We purify Topo IIα using a proprietary method developed by the staff at TopoGEN. The purified enzyme is completely free of topoisomerase I contamination and nucleases. It alters linking number of a unique topoisomer in steps of two and the major polypeptide detected on SDS-PAGE is 170 kDa; no other bands are visible on an overloaded gel.
Topoisomerase II Quality Control Tests
Nuclease contamination: assayed by testing for linear kDNA and linear plasmid DNA formation. Incubation of 1 µg of catenated KDNA or supercoiled pUC19 DNA for 4 hrs. at 37° C (under topo II assay conditions and with or without ATP).

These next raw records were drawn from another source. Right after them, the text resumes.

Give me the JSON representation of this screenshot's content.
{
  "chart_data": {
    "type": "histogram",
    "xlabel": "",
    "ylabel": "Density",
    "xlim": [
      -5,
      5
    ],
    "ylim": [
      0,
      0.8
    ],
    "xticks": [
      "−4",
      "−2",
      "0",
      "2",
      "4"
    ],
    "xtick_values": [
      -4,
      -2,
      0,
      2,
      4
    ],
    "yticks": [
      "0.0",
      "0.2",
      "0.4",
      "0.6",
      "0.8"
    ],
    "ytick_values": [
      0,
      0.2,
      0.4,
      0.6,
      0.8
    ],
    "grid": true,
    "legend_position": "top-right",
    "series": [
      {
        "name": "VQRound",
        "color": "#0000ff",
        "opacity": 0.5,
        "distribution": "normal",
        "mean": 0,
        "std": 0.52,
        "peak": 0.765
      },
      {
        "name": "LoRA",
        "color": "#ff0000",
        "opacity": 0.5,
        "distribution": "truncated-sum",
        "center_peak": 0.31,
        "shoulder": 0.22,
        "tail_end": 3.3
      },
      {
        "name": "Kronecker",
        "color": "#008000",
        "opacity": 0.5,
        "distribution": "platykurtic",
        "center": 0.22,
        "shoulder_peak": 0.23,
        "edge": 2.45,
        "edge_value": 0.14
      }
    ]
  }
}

Cross contamination with topo I was assessed by assaying for relaxation of supercoiled DNA under conditions where topo II activity is suppressed. Excess purified enzyme was incubated with pRYG DNA in the absence of ATP (with and without Mg++) for 2 hr at 37° C. Under these conditions, relaxation of pRYG supercoiled DNA must not be detected.
A single band of 170 kDa was seen when an SDS-PAGE gel was overloaded with the pure protein. There is no 180 kDa topo II form in the final fraction. (Protein concentration is variable from lot to lot but usually is in the range of 5-50 ug per ml.) Topo IIa may be supplied at 2-10 units/ul (1 unit will decatenate 0.2 ug of KDNA in 30 min at 37°C).
The final fraction of topo IIa comes off an FPLC column in the following buffer: 10% glycerol, 50 mM Tris (pH 7.7), 1 mM EDTA and EGTA, 650 mM NaCl.